Over the long term, Professor Morgan said a “tripling” of the bulk-billing incentive was needed: “That will encourage practitioners to provide services to vulnerable people without charging a gap.”

Professor Brendan Crabb, AC, CEO of the Burnet Institute, also gave evidence today, telling the committee that governments needed to publicly acknowledge the seriousness of the long covid situation.

“We have a very substantial problem here,” he said. “The likelihood is there are 500,000 people with long covid and that needs to be acknowledged. The days of talking about acute covid without also talking about long covid should be over.”

That acknowledgement would “help enormously” in persuading Australians to lift the vaccination uptake.

“What increases vaccination rates is having a true sense of the risk out there,” Professor Crabb said.

“I believe Australians are not aware of the true risk: there is a disconnect, the message is not getting through.

“Life expectancy in Australia is going to go down for the first time in 50 to 70 years – and that is driven by covid.

“When you take your child to the emergency department and you are told there’s no room – that is because of covid.

“We have to get a clear message to Australians, without panic.”

Professor Crabb was also clear on two other issues – PCR testing for covid must be improved, and eligibility for antivirals must be widened.

“If you are sick and you want to protect those around you, you have to find out if you’re positive,” he told the committee.

“Testing in this country is now ambiguous at best.

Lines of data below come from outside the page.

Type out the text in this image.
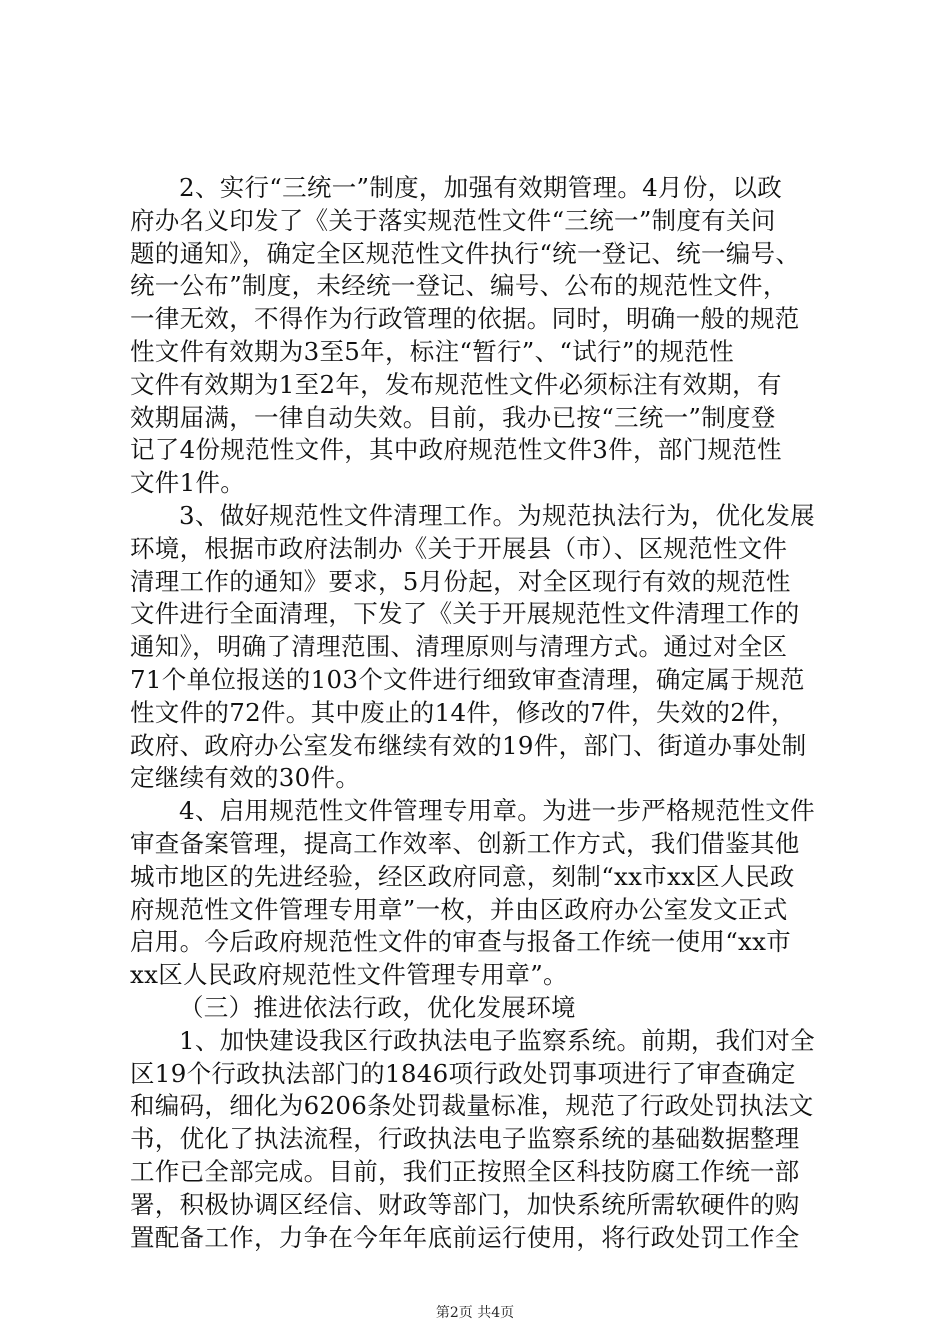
2、实行“三统一”制度，加强有效期管理。4月份，以政
府办名义印发了《关于落实规范性文件“三统一”制度有关问
题的通知》，确定全区规范性文件执行“统一登记、统一编号、
统一公布”制度，未经统一登记、编号、公布的规范性文件，
一律无效，不得作为行政管理的依据。同时，明确一般的规范
性文件有效期为3至5年，标注“暂行”、“试行”的规范性
文件有效期为1至2年，发布规范性文件必须标注有效期，有
效期届满，一律自动失效。目前，我办已按“三统一”制度登
记了4份规范性文件，其中政府规范性文件3件，部门规范性
文件1件。
3、做好规范性文件清理工作。为规范执法行为，优化发展
环境，根据市政府法制办《关于开展县（市）、区规范性文件
清理工作的通知》要求，5月份起，对全区现行有效的规范性
文件进行全面清理，下发了《关于开展规范性文件清理工作的
通知》，明确了清理范围、清理原则与清理方式。通过对全区
71个单位报送的103个文件进行细致审查清理，确定属于规范
性文件的72件。其中废止的14件，修改的7件，失效的2件，
政府、政府办公室发布继续有效的19件，部门、街道办事处制
定继续有效的30件。
4、启用规范性文件管理专用章。为进一步严格规范性文件
审查备案管理，提高工作效率、创新工作方式，我们借鉴其他
城市地区的先进经验，经区政府同意，刻制“xx市xx区人民政
府规范性文件管理专用章”一枚，并由区政府办公室发文正式
启用。今后政府规范性文件的审查与报备工作统一使用“xx市
xx区人民政府规范性文件管理专用章”。
（三）推进依法行政，优化发展环境
1、加快建设我区行政执法电子监察系统。前期，我们对全
区19个行政执法部门的1846项行政处罚事项进行了审查确定
和编码，细化为6206条处罚裁量标准，规范了行政处罚执法文
书，优化了执法流程，行政执法电子监察系统的基础数据整理
工作已全部完成。目前，我们正按照全区科技防腐工作统一部
署，积极协调区经信、财政等部门，加快系统所需软硬件的购
置配备工作，力争在今年年底前运行使用，将行政处罚工作全
第2页 共4页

You can’t get treated if you don’t know you’re positive.”

While acknowledging that research about antivirals needed to continue, Professor Crabb said that “we can walk and chew gum at the same time”.

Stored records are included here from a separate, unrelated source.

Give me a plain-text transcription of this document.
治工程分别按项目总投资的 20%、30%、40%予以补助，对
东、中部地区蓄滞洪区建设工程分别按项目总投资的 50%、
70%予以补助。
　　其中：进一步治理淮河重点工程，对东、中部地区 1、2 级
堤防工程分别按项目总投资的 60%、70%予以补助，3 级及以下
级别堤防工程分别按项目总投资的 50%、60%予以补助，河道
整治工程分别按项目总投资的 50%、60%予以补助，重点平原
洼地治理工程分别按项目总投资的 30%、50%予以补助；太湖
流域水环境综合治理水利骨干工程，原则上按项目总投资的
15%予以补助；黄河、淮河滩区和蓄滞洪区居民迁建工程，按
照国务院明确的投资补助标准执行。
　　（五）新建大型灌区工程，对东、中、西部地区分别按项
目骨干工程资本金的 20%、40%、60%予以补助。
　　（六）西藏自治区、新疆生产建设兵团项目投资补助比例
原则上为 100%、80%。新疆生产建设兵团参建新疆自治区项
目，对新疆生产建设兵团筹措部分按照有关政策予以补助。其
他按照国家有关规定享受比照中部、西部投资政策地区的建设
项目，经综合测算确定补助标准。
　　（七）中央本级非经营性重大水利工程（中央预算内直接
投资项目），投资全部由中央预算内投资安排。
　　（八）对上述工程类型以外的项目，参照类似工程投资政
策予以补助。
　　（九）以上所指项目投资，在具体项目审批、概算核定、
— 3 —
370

“It’s very important that we widen availability of excellent treatments like Paxlovid.”

Other witnesses at the hearing today included Robyn Schofield, Associate Professor of Atmospheric Chemistry at the University of Melbourne, Professor Lidia Morawska from Queensland University of Technology, and Professor Geoff Hanmer, a director of advisory group OzSAGE.

All three emphasised the urgent need for a national indoor air quality standard.

Professor Hanmer, Professor Architecture at the University of Adelaide, said natural ventilation in schools and aged care facilities was “the biggest risk” in terms of mitigating transmission of covid.

“Schools have openable windows and so do residential aged care facilities, but nobody opens them,” he told the committee. “That’s because of thermal comfort factors. Until we can control thermal comfort we’re nowhere [with natural ventilation].

“Mechanically ventilated buildings perform pretty well, but over time filters don’t get changed often enough and fresh air is reduced to reduce costs.

“With no indoor air standard we can’t rectify poor ventilation except by casual use of air filters, which are better than nothing. But over the medium to long term we need a strategy to move from temporary measures to permanent ones.”

Submissions to the inquiry are now closed.